The need for surge protection in your home
Your home is most likely filled with sensitive electronics that are easily damaged by common power surges, spikes or voltage impulses. A lightning storm can deliver a high energy electrical surge that can enter a home and destroy appliances, televisions, stereo equipment, and other electrical products. Do not underestimate an unchecked high voltage surge that can wipe out your investment instantly, or even the smaller everyday surges that can degrade the electronic components in your home slowly over time.
The cost of replacing electronic equipment in an average home is $8,000. This figure can easily top $20,000 if you have a sophisticated entertainment system or a home office.
At Amps & Volts we recommend that to fully protect your investment consider Surge Protection. Your electronic equipment can be protected from most power surges, spikes, arcing, and voltage impulses that are common everyday.
Did you see the lights flicker?
If the lights in your home (or a specific region in your home) flicker significantly and frequently, then the cause is likely power arcing. Arcing is a potentially dangerous issue that occurs when nearby wire connections complete an electrical current via electrons that float and connect through the small gap (similar to how lightning forms). This arcing draws power, which can be witnessed by the flickering lights of your home. Additionally, arcing generates heat, which in some cases can directly lead to a house fire. For this reason, an electrician should be contacted immediately if any of your home is experiencing flickering of lights on a regular basis.

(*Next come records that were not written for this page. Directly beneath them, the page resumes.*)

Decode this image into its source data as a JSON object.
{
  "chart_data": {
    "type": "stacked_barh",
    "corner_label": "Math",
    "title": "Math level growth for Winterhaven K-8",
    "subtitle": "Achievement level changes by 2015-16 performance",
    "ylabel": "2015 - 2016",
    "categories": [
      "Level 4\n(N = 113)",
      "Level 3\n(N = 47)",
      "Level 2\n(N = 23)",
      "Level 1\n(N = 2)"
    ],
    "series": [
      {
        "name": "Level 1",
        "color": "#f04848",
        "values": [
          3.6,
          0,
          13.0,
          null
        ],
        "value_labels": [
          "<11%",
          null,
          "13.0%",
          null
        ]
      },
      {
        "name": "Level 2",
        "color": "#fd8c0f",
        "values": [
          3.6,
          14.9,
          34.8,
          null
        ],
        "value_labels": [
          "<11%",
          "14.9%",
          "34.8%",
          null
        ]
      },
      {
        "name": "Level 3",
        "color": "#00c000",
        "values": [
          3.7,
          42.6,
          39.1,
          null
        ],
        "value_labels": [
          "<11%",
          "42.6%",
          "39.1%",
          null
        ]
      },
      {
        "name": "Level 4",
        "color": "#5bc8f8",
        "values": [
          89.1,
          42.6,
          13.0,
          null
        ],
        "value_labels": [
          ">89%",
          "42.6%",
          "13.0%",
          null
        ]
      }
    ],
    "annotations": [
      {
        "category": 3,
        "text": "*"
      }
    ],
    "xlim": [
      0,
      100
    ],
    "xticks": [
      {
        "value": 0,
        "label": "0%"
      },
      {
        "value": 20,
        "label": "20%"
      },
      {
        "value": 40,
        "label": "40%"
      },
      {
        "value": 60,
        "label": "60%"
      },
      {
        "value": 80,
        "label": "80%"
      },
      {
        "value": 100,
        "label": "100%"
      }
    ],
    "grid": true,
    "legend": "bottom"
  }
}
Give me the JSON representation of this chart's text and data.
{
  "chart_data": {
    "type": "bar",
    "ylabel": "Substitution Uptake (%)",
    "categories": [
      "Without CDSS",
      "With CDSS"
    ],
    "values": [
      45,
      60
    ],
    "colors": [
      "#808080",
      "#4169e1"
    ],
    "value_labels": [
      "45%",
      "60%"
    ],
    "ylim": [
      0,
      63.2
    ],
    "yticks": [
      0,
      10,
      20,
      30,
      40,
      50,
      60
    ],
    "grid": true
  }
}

Amps and Volt’s electricians can help protect your home from an electric power surge and prevent costly and potentially destructive damage to your electronic devices.
Two Kinds of Protection
There are basically two types of electric surge protection: point of use and whole house.
Point of use surge protectors are designed to protect sensitive electronic equipment and major appliances in the home at their electric source. Point of use suppressors are usually devices that plug into the wall outlet and can handle surges up to 6,000 volts.
A Whole House surge protector is designed to protect home’s transient surges that enter through the home’s electric supply, but does not protect from surges created internally in the home when motors turn on and off. Whole House protectors are devices that are installed at the meter or electrical panel. These devices require the installation by a licensed electrician.
In both cases, the surge protector attempts to regulate the voltage supplied to an electric device by either blocking or by shorting to ground voltages above a safe threshold.
The Need for Surge Protection
There are a number of reasons why power quality has become such an important issue. For one, today’s computer chips are far more dense than they were even a few years ago, and subsequently, much more sensitive to even slight surges. Secondly, most homes and home offices are using more equipment than ever before. Each time an electric device is turned on, transient voltages may be generated. Additionally, more microprocessor technology is being used than ever before. Microprocessors are showing up in personal computers, TVs, stereos, VCRs, DVRs, refrigerators, washers, dryers, microwave ovens, dishwashers and just about any electrical device manufactured today. Internal surges occur when devices with motors such as refrigerators and hair dryers shut off. Suddenly the energy these devices were consuming is redirected elsewhere in the form of excess voltage. Surges can also occur when the power company switches power from one geographic area of the grid to another to meet their system demand. Thunderstorms and lightening are the most dramatic and destructive causes of power line problems and electric surges.